On Saturday my son will make his first long-distance road trip alone, driving home to Virginia from college in Connecticut. When I was his age (20) I really didn’t drive at all. I had a license but not a car, and I lived in Manhattan. The first time I did a long-distance solo drive, like the one he is about to do, was . . . well, let me think . . . it must have been back in . . . a few months ago.
So maybe it’s not surprising that I have some trepidation. I’m not afraid of flying. Statistically, it’s much more likely that a car will crash than a plane. I’m not afraid of driving, either. But I’d rather do just about anything else, if I had a choice (though I don’t, so I drive every day). Perhaps my less-than-ardent relationship with cars has something to do with the fact that my father died in a crash when I was little. Or maybe not.

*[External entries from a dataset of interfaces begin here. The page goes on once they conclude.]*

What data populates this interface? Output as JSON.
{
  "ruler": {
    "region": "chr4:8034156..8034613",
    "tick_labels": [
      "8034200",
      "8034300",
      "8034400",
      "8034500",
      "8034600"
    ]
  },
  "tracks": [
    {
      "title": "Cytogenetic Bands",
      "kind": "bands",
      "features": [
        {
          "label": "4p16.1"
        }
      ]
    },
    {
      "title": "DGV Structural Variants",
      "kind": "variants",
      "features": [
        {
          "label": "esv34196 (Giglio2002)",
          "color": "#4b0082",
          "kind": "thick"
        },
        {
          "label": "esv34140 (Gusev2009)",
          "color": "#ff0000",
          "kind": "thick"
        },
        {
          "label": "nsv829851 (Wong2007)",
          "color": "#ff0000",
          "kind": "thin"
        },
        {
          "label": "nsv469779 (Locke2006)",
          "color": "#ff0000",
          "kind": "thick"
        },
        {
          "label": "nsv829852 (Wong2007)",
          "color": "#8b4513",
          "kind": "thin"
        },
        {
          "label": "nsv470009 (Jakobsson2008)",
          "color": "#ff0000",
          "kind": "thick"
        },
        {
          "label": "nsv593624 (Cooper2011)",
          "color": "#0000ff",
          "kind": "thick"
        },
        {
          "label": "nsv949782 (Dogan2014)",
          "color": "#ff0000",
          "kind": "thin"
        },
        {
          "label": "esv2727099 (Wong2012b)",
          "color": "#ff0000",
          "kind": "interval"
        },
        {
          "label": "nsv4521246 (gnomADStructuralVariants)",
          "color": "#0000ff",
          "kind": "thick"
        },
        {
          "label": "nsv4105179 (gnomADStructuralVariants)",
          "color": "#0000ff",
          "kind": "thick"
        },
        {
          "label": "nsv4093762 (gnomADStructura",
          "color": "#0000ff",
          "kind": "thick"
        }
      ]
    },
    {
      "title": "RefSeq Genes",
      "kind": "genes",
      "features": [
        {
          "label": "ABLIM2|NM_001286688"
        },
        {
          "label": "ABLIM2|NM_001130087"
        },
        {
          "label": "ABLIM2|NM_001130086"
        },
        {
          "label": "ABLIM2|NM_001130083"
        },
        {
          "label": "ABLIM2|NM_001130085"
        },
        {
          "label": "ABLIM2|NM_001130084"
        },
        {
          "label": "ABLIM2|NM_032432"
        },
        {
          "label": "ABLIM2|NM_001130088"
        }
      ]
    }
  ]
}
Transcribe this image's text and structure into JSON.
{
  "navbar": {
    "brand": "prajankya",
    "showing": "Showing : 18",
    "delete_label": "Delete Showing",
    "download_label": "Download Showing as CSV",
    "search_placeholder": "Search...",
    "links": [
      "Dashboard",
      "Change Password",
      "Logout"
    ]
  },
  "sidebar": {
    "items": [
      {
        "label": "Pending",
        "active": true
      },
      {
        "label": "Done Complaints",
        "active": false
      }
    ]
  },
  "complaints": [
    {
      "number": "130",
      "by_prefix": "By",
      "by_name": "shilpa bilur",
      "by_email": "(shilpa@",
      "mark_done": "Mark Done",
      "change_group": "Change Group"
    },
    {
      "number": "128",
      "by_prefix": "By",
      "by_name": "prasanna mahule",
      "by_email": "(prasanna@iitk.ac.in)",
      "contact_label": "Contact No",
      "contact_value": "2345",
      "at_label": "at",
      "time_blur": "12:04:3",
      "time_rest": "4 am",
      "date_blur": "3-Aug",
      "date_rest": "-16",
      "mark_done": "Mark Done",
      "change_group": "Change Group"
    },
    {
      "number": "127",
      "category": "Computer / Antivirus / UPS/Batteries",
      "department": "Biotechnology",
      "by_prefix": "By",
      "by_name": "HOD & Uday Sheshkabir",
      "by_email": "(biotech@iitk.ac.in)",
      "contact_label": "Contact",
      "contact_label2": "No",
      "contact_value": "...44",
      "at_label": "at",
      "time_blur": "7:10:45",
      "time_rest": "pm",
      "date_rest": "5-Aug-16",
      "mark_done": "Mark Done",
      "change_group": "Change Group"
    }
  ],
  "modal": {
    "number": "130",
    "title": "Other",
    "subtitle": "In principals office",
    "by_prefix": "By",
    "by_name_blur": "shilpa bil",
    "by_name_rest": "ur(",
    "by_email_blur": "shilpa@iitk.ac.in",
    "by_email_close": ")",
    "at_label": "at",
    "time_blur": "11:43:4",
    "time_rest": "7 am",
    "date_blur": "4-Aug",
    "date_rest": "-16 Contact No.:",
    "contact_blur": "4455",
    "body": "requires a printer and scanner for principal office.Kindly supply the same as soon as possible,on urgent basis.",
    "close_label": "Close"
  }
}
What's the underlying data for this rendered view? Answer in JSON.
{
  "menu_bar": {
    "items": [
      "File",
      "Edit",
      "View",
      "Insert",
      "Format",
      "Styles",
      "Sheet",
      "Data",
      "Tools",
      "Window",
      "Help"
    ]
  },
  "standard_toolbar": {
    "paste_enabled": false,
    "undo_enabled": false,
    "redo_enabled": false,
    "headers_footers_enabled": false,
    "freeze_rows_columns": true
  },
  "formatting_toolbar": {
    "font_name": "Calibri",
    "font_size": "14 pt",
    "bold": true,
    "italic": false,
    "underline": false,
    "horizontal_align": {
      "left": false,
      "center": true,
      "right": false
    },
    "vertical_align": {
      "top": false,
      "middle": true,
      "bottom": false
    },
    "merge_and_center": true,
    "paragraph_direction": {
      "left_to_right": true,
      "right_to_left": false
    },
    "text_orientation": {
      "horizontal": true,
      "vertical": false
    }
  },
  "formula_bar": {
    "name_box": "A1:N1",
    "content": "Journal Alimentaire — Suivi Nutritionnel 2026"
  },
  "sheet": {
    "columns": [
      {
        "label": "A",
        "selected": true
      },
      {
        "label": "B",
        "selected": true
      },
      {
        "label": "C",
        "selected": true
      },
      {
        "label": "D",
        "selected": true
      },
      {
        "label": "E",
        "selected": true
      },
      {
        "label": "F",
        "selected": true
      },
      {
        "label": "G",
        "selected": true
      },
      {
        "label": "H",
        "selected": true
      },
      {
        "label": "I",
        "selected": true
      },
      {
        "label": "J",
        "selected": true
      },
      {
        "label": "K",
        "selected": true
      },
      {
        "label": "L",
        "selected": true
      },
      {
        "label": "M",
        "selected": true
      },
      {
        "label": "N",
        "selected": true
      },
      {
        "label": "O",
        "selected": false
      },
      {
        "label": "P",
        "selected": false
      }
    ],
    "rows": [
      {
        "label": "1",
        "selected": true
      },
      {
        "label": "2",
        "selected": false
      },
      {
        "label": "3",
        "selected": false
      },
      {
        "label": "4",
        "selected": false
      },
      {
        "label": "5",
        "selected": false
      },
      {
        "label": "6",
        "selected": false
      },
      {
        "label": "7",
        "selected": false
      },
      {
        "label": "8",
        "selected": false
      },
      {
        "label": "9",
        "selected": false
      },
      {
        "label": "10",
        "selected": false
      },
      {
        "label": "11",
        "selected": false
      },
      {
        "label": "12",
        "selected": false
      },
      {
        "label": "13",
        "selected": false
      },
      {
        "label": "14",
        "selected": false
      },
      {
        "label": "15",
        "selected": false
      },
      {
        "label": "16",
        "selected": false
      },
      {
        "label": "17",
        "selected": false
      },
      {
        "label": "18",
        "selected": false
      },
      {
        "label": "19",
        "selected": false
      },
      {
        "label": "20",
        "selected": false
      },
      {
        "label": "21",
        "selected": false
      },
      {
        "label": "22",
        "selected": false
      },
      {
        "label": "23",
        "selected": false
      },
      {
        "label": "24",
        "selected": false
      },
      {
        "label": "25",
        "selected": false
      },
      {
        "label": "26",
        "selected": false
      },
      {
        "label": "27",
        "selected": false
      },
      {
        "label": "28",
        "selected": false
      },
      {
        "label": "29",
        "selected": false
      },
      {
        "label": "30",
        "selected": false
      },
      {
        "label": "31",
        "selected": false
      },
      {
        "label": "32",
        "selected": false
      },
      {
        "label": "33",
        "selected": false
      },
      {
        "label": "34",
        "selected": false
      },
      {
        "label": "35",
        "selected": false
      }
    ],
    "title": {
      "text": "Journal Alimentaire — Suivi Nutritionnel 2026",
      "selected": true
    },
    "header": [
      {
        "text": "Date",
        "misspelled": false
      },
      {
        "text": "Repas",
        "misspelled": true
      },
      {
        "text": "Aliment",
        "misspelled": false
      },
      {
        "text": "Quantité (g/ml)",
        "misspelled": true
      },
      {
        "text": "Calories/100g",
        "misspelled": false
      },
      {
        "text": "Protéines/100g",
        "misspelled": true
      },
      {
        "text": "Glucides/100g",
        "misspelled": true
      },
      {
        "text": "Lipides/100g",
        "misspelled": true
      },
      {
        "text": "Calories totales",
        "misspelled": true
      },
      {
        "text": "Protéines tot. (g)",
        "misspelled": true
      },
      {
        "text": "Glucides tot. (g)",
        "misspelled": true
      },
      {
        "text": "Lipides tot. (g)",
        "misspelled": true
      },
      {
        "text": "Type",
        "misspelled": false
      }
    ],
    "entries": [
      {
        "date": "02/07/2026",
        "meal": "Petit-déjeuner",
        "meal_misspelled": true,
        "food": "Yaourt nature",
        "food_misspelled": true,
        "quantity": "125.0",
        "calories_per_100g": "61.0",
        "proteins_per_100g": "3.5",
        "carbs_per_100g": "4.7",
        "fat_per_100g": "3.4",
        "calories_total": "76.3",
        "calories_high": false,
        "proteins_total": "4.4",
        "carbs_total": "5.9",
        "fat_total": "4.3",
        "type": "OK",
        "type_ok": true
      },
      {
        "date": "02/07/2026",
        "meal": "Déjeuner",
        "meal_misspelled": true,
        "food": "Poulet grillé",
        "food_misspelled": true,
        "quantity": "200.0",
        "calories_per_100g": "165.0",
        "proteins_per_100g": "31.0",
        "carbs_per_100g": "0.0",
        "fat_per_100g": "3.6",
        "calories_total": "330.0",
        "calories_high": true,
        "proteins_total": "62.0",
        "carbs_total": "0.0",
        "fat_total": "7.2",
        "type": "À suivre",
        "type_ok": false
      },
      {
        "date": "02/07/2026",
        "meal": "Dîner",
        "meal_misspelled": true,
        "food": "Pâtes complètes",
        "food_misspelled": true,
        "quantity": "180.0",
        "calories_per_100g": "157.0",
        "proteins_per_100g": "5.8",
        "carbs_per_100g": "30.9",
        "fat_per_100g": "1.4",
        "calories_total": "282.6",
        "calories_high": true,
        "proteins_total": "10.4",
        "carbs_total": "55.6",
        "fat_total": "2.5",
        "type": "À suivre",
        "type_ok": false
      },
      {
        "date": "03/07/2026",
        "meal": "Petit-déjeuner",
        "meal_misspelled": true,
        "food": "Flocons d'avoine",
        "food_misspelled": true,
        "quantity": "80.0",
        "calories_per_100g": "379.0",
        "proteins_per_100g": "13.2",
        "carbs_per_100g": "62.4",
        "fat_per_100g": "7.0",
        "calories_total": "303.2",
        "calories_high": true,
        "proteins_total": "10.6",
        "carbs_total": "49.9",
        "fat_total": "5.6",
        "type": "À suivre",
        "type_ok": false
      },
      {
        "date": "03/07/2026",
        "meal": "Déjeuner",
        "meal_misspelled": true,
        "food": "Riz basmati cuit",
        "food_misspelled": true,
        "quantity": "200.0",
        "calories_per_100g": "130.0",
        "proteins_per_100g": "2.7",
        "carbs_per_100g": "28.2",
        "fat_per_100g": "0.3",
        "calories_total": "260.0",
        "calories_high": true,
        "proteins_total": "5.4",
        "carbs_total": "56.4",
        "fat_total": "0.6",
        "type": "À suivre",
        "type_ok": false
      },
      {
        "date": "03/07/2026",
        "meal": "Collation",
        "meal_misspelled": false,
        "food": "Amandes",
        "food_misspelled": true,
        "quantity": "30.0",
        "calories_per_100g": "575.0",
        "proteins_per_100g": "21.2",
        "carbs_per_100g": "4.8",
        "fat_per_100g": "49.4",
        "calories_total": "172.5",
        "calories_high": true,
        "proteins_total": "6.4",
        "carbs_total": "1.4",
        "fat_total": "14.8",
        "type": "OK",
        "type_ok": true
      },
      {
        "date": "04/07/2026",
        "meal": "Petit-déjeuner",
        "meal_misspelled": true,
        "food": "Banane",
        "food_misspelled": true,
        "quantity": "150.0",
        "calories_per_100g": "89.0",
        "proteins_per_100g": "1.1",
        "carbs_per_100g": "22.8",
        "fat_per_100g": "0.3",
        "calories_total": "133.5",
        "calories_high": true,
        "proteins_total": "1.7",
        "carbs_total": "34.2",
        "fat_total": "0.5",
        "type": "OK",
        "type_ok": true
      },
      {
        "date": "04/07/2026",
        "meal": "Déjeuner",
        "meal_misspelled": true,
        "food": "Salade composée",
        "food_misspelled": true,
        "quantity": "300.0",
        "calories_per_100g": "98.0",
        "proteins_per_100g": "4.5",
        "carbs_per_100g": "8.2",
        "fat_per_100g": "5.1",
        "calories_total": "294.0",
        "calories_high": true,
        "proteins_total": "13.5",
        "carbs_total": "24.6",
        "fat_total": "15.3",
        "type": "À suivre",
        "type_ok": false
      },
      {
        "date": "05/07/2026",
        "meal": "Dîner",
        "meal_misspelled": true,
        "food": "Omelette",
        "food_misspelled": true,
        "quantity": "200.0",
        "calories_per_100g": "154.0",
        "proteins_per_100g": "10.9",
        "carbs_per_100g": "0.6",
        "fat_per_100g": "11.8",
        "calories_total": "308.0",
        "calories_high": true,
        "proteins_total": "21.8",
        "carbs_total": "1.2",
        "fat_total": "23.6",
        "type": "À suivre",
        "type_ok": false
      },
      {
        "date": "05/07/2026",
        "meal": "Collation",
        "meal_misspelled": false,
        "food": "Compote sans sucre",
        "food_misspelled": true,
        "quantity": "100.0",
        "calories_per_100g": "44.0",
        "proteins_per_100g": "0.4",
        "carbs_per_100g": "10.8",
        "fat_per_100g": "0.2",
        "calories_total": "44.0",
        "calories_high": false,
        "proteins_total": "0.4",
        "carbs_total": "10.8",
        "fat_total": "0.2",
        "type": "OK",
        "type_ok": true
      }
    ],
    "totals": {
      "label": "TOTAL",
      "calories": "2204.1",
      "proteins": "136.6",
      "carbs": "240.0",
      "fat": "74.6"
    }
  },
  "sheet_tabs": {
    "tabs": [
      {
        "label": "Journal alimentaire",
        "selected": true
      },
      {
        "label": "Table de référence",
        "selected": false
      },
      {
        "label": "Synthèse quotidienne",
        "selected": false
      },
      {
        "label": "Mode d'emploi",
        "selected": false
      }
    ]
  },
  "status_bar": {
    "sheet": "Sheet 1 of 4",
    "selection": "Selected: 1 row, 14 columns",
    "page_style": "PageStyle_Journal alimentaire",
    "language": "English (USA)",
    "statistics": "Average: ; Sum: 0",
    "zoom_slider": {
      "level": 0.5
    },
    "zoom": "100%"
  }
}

Part of me wants to tell my son to take a plane or train. Part of me curses his decision to attend an out-of-state school. Though luckily, the other parts—the saner parts—always win.
Worrying doesn’t make anyone safer, so I’ll try not to think about my son’s post-final-exam trek from north to south. It should be easy to focus on other things. After all, I’ll be at a funeral.
The deceased was in his sixties. He wasn’t in a car or a plane. He wasn’t a soldier or police officer or a sky-diving stuntman. He was an economics professor who sat down to breakfast the morning after Thanksgiving and had a heart attack, out of the blue.
What’s the lesson here? It’s not that we should avoid eating breakfast. Or driving cars. Or taking planes. Maybe it’s that every day we can’t be sure it’s not our last. Every day is like Thanksgiving. So I’ll give thanks right now. Or at least when I see that silver Corolla pull up in the driveway.